その貴重な一人であるジェネラル・タカダは、様々な理由でここに集まった面々を前に、厳粛な咳払いを一つ見せ、悠然と告げた。
「よって、今回は今の二ルートを同時に使った挟み撃ち作戦とする!」
おおっとざわめくテント内。
「ただし、実質的な攻撃部隊は迂回する側が担う。正面から鎖で上る部隊は囮だ」
「フッ……! ならその囮役はオレたちに任せてもらおうか」
ずん、と一際鈍重な存在感を解き放ったのは、アウトランドでは見ない純白の鎧を着込んだ一団だ。
「貴官らは――その白……セントラルのプレイヤーか」
「ああ。推しのバフが欲しくて朝一で来てみたら、どういうわけか別カラーの推しが推しに勝負を申し込んでいた。何が何だかわかんねーがオレは本推しを貫くぜ!」
「わたしらもそっちに参加させてもらうぞ!」
威勢よく声を繋げたのは、テントの端にいた青い十字のマークが入った鎧の少女。そしてそれに連なる重厚な装備の戦士たち。
「貴官は〈ホスピス騎士団〉の団長モズク」
「おう、いつもご利用ありがとうございますだぜタカダの大将」
「来てくれていたのか。普段から戦場救護隊をやってくれている貴官らがいるのは心強い」
「いや、それがよぉ……」
モズクは気まずそうに頬をかき、
「アビスに協力してる連中の中に、大剣クラスタのメンバーが多くいてな。アビスの方も、PVの撮影所で会った仲なんだ。こんだけ身内が不始末やらかしたら、わたしが出ねえわけにはいかねえだろ」
「ふ……相変わらず若さに似合わぬ律義さだ。しかし存分に使い倒させてもらうぞ。〈ホスピス騎士団〉のフォローがあれば、囮部隊はかなり長い時間持ちこたえられる」
一番イヤなボコられ役が早々に決まったことで、残りの攻撃部隊はすんなりと選出された。いずれもアビスに仲間と、それからごく稀に恋人を取られたプレイヤーたち。
人々の心は一つ。
バスターソード仮面を待つまでもない。彼女の到着前にケリをつけてくれるわ!
※
「構え! てぇー!!」
〈ルナ・エクリプサー〉が占拠した小島の底近くに、本来ならスカイグレイブの導線として使われる鎖が撃ち込まれる。
「さすがは本職。いい腕だ」
ジェネラル・タカダの称賛にビッと親指を立てたのは、これまで数多くの新規グレイブに進入路をぶち込んできた職人クラン〈墓銛〉のメンバーだ。彼らの本領はごく稀、それもほんの一瞬しか発揮されないが、それでも伝統的な技を継承し、今なお全プレイヤーからの尊敬を一身に集めている。
「いくぞみんなァ! オレに続けぇ!」
「わたしらも遅れんな! いっそこっちから攻略する気でやるぞ!」
セントラルアーマーの集団と、クラン〈ホスピス騎士団〉&大剣クラスタ連合が威勢よく鎖をよじ登り始める。
案の定、砦からは火や雷が驟雨のように降り注いだ。
「わははは! そんなもんでオレたちの鎧は破れねえぞ! 我らが鉄壁ここにあり!」
白く分厚いセントラルアーマーたちは、魔法弾を真正面から受け止めつつ鎖を登っていく。

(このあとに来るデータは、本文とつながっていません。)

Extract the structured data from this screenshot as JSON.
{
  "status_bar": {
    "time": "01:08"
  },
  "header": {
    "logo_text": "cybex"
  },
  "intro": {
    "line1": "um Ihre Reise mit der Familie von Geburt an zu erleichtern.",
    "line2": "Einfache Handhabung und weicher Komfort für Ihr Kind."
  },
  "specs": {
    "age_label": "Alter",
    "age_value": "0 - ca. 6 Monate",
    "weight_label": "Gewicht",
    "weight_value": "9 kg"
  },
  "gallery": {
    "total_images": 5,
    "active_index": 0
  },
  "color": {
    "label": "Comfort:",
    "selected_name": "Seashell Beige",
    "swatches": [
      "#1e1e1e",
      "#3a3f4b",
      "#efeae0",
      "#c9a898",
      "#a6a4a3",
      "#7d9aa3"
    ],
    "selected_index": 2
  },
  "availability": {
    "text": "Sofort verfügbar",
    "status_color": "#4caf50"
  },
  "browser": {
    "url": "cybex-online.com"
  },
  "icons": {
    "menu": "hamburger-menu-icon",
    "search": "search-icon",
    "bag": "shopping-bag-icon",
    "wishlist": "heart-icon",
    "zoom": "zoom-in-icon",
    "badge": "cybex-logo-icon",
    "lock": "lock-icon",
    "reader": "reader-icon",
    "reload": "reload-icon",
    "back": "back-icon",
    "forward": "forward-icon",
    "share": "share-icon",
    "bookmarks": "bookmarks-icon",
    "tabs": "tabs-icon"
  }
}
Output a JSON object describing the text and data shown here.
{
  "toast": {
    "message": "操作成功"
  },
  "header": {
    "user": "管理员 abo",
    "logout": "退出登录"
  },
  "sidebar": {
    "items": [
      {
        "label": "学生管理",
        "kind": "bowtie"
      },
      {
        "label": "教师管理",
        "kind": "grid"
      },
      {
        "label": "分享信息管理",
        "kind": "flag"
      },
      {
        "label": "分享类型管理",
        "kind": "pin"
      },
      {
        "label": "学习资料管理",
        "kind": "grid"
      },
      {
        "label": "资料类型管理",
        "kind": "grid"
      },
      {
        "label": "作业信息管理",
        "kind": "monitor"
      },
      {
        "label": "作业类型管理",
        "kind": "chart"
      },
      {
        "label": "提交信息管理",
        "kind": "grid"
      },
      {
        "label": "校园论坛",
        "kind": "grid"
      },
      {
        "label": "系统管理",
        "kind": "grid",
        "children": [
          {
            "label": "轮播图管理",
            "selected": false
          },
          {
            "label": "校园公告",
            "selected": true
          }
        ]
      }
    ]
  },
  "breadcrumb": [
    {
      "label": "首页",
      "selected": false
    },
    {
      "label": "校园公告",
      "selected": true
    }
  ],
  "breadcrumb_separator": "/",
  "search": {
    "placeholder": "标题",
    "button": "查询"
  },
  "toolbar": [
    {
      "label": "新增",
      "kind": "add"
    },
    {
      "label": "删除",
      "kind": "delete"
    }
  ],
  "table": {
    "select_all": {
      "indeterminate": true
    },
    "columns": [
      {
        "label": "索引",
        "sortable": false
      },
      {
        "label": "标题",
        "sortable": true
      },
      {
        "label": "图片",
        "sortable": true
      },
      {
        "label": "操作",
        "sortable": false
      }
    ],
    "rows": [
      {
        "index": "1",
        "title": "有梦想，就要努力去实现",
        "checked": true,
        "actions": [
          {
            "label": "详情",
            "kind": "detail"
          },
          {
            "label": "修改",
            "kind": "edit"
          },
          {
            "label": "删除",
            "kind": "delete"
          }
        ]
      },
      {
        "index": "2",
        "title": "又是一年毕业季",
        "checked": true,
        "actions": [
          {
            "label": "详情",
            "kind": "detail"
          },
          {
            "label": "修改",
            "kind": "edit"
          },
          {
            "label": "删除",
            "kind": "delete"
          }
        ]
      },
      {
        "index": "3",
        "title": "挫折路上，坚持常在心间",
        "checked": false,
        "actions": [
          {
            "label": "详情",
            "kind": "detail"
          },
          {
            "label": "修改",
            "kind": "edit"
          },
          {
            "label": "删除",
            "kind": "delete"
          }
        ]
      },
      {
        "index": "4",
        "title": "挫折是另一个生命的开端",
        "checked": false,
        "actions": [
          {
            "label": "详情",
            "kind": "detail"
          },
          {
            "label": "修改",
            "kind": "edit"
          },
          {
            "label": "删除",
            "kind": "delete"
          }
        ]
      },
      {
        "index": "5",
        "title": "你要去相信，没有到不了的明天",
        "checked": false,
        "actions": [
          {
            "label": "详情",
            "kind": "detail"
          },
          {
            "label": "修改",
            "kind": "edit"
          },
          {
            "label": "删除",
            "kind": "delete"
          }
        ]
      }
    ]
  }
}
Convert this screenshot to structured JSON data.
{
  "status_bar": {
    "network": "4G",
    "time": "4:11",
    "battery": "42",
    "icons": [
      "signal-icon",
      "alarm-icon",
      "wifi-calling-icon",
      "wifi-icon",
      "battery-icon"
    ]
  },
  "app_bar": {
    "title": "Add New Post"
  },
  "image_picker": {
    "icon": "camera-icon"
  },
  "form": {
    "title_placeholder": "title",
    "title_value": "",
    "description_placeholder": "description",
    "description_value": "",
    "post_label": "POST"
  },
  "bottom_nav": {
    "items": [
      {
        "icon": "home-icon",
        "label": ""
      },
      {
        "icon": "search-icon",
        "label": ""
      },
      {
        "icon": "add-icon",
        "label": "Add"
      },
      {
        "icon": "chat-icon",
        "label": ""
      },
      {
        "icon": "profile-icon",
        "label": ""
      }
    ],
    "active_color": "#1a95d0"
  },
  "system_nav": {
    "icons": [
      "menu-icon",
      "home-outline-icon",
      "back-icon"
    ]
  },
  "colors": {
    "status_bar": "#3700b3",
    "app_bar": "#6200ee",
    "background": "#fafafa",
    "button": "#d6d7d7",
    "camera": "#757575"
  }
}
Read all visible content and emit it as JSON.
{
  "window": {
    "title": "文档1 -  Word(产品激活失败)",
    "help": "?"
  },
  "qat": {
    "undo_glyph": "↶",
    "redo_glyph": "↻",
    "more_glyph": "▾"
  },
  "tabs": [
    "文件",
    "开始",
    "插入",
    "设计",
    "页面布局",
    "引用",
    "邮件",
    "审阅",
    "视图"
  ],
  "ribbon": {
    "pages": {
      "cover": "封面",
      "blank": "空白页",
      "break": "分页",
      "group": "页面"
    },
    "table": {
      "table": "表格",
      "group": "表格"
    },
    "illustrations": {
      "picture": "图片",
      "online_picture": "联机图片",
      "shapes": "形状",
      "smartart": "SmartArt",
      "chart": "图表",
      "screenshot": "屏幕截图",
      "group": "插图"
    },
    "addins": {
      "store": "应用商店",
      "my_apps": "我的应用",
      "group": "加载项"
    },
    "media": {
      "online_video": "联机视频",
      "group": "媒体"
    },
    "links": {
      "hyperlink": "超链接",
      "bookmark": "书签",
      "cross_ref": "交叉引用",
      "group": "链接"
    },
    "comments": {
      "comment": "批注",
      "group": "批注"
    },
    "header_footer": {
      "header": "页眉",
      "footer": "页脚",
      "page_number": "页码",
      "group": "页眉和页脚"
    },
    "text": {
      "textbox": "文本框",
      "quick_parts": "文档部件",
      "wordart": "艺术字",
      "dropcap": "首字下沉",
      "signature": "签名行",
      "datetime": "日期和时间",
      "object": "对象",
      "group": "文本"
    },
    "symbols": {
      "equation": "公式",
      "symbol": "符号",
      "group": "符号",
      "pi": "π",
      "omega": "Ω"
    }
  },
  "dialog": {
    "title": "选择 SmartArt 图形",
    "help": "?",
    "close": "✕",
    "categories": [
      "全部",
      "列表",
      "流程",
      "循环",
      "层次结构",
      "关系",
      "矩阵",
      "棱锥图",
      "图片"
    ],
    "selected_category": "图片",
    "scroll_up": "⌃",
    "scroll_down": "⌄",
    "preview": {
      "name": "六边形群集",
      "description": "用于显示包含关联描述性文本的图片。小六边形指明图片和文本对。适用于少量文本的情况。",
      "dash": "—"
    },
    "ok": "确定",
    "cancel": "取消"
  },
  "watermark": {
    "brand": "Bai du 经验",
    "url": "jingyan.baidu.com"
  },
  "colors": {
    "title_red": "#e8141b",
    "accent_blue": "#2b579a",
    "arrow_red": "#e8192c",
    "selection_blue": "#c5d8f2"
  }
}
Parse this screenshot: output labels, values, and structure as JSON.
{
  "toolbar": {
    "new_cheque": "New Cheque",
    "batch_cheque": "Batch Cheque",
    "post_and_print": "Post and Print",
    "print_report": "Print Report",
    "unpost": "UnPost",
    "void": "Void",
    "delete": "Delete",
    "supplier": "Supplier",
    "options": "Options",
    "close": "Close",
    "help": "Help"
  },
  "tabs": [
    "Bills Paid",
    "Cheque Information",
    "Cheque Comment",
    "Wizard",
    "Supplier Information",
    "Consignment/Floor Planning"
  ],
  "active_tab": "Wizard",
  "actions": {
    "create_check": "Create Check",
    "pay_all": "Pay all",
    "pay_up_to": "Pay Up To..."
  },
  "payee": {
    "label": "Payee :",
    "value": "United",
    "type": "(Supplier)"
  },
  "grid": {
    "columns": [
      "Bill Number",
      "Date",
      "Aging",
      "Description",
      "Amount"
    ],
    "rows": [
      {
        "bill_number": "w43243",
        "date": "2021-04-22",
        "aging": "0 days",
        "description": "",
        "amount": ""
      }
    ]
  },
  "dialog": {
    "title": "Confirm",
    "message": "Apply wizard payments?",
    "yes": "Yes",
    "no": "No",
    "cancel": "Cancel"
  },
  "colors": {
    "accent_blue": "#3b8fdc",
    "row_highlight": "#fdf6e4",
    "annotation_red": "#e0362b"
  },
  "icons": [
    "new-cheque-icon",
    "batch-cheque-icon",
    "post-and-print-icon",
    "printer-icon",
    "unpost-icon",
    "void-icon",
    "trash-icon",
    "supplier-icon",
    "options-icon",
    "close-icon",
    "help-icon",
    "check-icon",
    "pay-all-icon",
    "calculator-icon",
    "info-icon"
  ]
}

クランで長く継承されてきた伝統の鎧だ。新防具が出るごとにリニューアルされてはいるが、カラーリングと施す防御スキルのコンセプトは変わっていない。
すなわち、総員、鉄壁前進あるのみ!
「鎖の位置もいい。タカダの大将、やらしいとこ狙わせたもんだぜ」
一方、アーマーたちに続いて鎖を上るモズクは、微妙に狙いをはずして飛んでいく魔法弾のカラクリに気づいて舌を巻いていた。鎖は砦のほぼ真下へと続いている。つまり、砦の狙撃台からはちょうど死角になっているのだ。そうなるようタカダが仕組んだ。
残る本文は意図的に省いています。